I’ve always loved scrapbooking because it is a similar collaboration between art and writing, or a balance between documenting the past/present and celebrating the possibilities of the future. The process of arranging handmade designs, scribbled notes, and brochures on a scrapbook page gives me the impression of physically embedding my past experiences into memory. Like Zines, scrapbooks give the maker artistic liberty and a sensory-oriented creation process that just can’t be replicated online. My mom has taken to using an online scrapbooking tool called Shutterfly to capture family vacations. While I completely understand Shutterfly’s appeal—convenience, simplicity, and the satisfaction of letting technology arrange your photos perfectly—the thrill associated with creating your own physical scrapbooking project just isn’t there.
One of the best birthday presents I ever received was from my sister a couple of years ago.
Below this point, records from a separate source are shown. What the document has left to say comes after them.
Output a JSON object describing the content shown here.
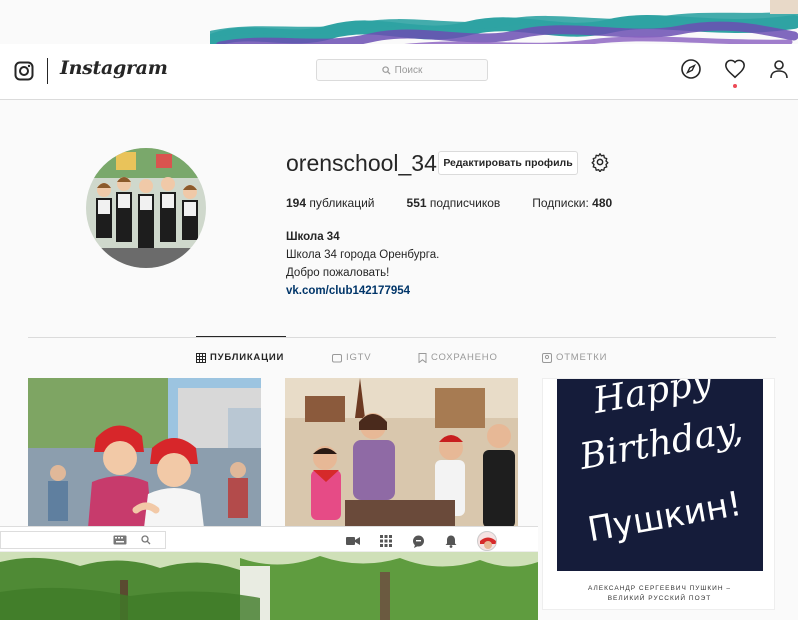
{
  "nav": {
    "brand": "Instagram",
    "search_placeholder": "Поиск",
    "icons": [
      "instagram-camera-icon",
      "compass-icon",
      "heart-icon",
      "person-icon"
    ]
  },
  "profile": {
    "username": "orenschool_34",
    "edit_button": "Редактировать профиль",
    "stats": {
      "posts_count": "194",
      "posts_label": "публикаций",
      "followers_count": "551",
      "followers_label": "подписчиков",
      "following_label": "Подписки:",
      "following_count": "480"
    },
    "bio": {
      "name": "Школа 34",
      "line1": "Школа 34 города Оренбурга.",
      "line2": "Добро пожаловать!",
      "link": "vk.com/club142177954"
    }
  },
  "tabs": [
    {
      "label": "ПУБЛИКАЦИИ",
      "icon": "grid-icon",
      "active": true
    },
    {
      "label": "IGTV",
      "icon": "tv-icon",
      "active": false
    },
    {
      "label": "СОХРАНЕНО",
      "icon": "bookmark-icon",
      "active": false
    },
    {
      "label": "ОТМЕТКИ",
      "icon": "tagged-icon",
      "active": false
    }
  ],
  "posts": {
    "birthday_lines": [
      "Happy",
      "Birthday,",
      "Пушкин!"
    ],
    "caption_line1": "АЛЕКСАНДР СЕРГЕЕВИЧ ПУШКИН –",
    "caption_line2": "ВЕЛИКИЙ РУССКИЙ ПОЭТ"
  },
  "overlay": {
    "icons": [
      "keyboard-icon",
      "search-icon",
      "video-camera-icon",
      "apps-grid-icon",
      "chat-icon",
      "bell-icon",
      "avatar"
    ]
  },
  "colors": {
    "link": "#003569",
    "notification": "#ed4956",
    "birthday_bg": "#151c3a",
    "scribble_teal": "#2fa3a3",
    "scribble_purple": "#6b4fb3"
  }
}
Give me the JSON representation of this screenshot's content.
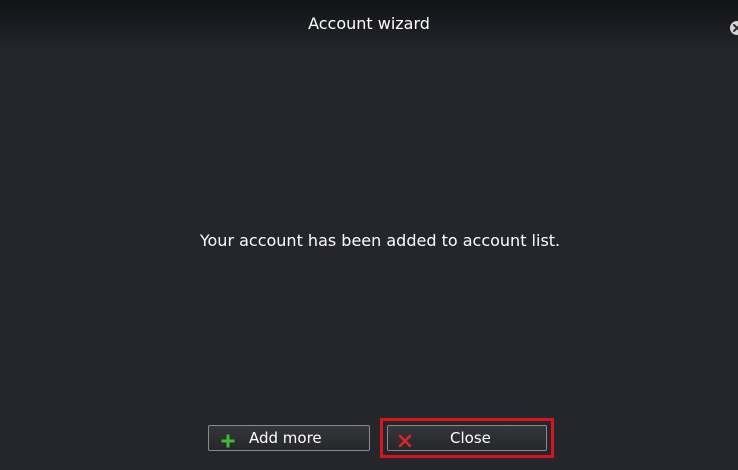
{
  "window": {
    "title": "Account wizard",
    "close_icon": "close-circle-icon"
  },
  "main": {
    "message": "Your account has been added to account list."
  },
  "buttons": {
    "add_more": {
      "label": "Add more",
      "icon": "plus-icon",
      "icon_color": "#3fb936"
    },
    "close": {
      "label": "Close",
      "icon": "x-icon",
      "icon_color": "#d8262b"
    }
  },
  "annotation": {
    "highlight_color": "#d8151d",
    "highlighted": "close-button"
  },
  "colors": {
    "background": "#25262c",
    "titlebar": "#121316",
    "text": "#ffffff"
  }
}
She put together a handmade album with pictures of the two of us from childhood onwards, complete with a bunch of our scribbled drawings and notes. When I flip through this scrapbook, I can feel my sister’s presence, and it is even more special that she left several blank pages at the back for me to add more photos and “continue our story.” When I think about my sister’s project, I know exactly what Piepmeier means when she says that “A piece of paper bears the marks of the body that created it…The paper, then, is a nexus, a technology that mediates the connections not just of ‘people’ but of ‘bodies'” (220). One of the best aspects of Zines is that their handmade quality enables the makers to pass parts of themselves to the readers.
In a way, then, Zines are like scrapbooks—handmade, handwritten, and created with a form of sensitivity and intimacy that just isn’t possible online. Zines are portable scrapbooks, though, and they can pass through multiple hands. Scrapbooks are normally for specific relationships, but Zines can be for anyone…and they’re for “anyone” in a way that a post on Instagram or a Facebook status update just can’t be. Social media represents futile attempts to throw oneself out into the universe with whatever pre-made platform is available, while Zines represent an individual’s decision to share specific insights and ideas with strangers in a meaningful, physical manner.